Open Mohit0928 opened 2 years ago

Mohit0928 commented 2 years ago

I'm typing the wrong input/output type and dimensions in the Runefile.yml, but even then, it's building a rune. @Michael-F-Bryan, It should throw an error if I write a wrong input/output type and dimension in the Runefile.yml. Below is an example:

Model info:

Inputs:
        serving_default_input:0: f32[1,192,192,3]
Outputs:
        StatefulPartitionedCall:0: f32[1,1,17,3]

Typing a wrong Runefile.yml:

version: 1
image: runicos/base

pipeline:
  image:
    capability: IMAGE
    outputs:
      - type: u8
        dimensions: [1,192,192,3]
    args:
      height: 192
      width: 192
      pixel-format: "@PixelFormat::RGB"
  normalizer:
    proc-block: "hotg-ai/rune#proc-blocks/image-normalization"
    inputs:
      - image
    outputs:
      - type: f32
        dimensions: [1,191,191,3]  #wrong output dimensions, it should be [1,192,192,3]
  pose:
    model: "./movenet_singlepose_lightning_3.tflite"
    inputs:
      - normalizer
    outputs:
      - type: u32             #wrong output type, it should be f32
        dimensions: [1,17,17,3]
  serial:
    out: SERIAL
    inputs:
      - pose
Michael-F-Bryan commented 2 years ago

This is something I'd like to do as well.

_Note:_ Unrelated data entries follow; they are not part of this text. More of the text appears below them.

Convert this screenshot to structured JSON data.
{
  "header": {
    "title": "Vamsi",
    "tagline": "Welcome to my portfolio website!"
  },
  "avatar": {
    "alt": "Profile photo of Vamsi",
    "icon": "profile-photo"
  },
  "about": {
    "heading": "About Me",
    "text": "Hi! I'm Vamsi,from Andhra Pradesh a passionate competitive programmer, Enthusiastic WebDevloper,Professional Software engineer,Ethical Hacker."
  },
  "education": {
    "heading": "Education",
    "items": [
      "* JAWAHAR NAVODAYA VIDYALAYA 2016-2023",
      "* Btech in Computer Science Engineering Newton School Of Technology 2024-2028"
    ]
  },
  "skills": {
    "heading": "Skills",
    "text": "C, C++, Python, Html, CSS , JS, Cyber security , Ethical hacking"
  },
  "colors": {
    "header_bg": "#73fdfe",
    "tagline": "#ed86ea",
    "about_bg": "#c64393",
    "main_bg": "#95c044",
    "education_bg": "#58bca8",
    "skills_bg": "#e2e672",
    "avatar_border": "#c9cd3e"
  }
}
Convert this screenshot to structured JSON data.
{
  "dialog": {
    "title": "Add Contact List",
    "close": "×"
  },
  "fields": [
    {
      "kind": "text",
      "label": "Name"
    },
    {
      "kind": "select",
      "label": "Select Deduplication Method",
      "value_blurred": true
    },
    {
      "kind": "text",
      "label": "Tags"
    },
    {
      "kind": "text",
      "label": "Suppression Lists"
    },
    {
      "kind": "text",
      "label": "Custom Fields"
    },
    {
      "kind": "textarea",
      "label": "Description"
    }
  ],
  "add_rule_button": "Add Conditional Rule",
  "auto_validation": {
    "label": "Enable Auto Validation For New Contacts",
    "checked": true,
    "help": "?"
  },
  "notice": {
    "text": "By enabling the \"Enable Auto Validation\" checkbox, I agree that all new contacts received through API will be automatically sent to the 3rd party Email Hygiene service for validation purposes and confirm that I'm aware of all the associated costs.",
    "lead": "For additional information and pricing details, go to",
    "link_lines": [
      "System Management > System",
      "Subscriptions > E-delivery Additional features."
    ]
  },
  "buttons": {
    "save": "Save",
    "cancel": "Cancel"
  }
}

I've been reluctant to until now because it means the compiler frontend crate will now add TensorFlow Lite (either tflite or librunecoral) as a dependency... But that's a bloody big dependency and really hurts compile times if you want to just use the compiler frontend (e.g. Forge).

To implement this, during the "lowering" phase we need to associate models with minetypes based on the filename's extension. Then during the "typecheck" phase we need to add a pass which looks for TensorFlow Lite models, loads them, and checks input/output types.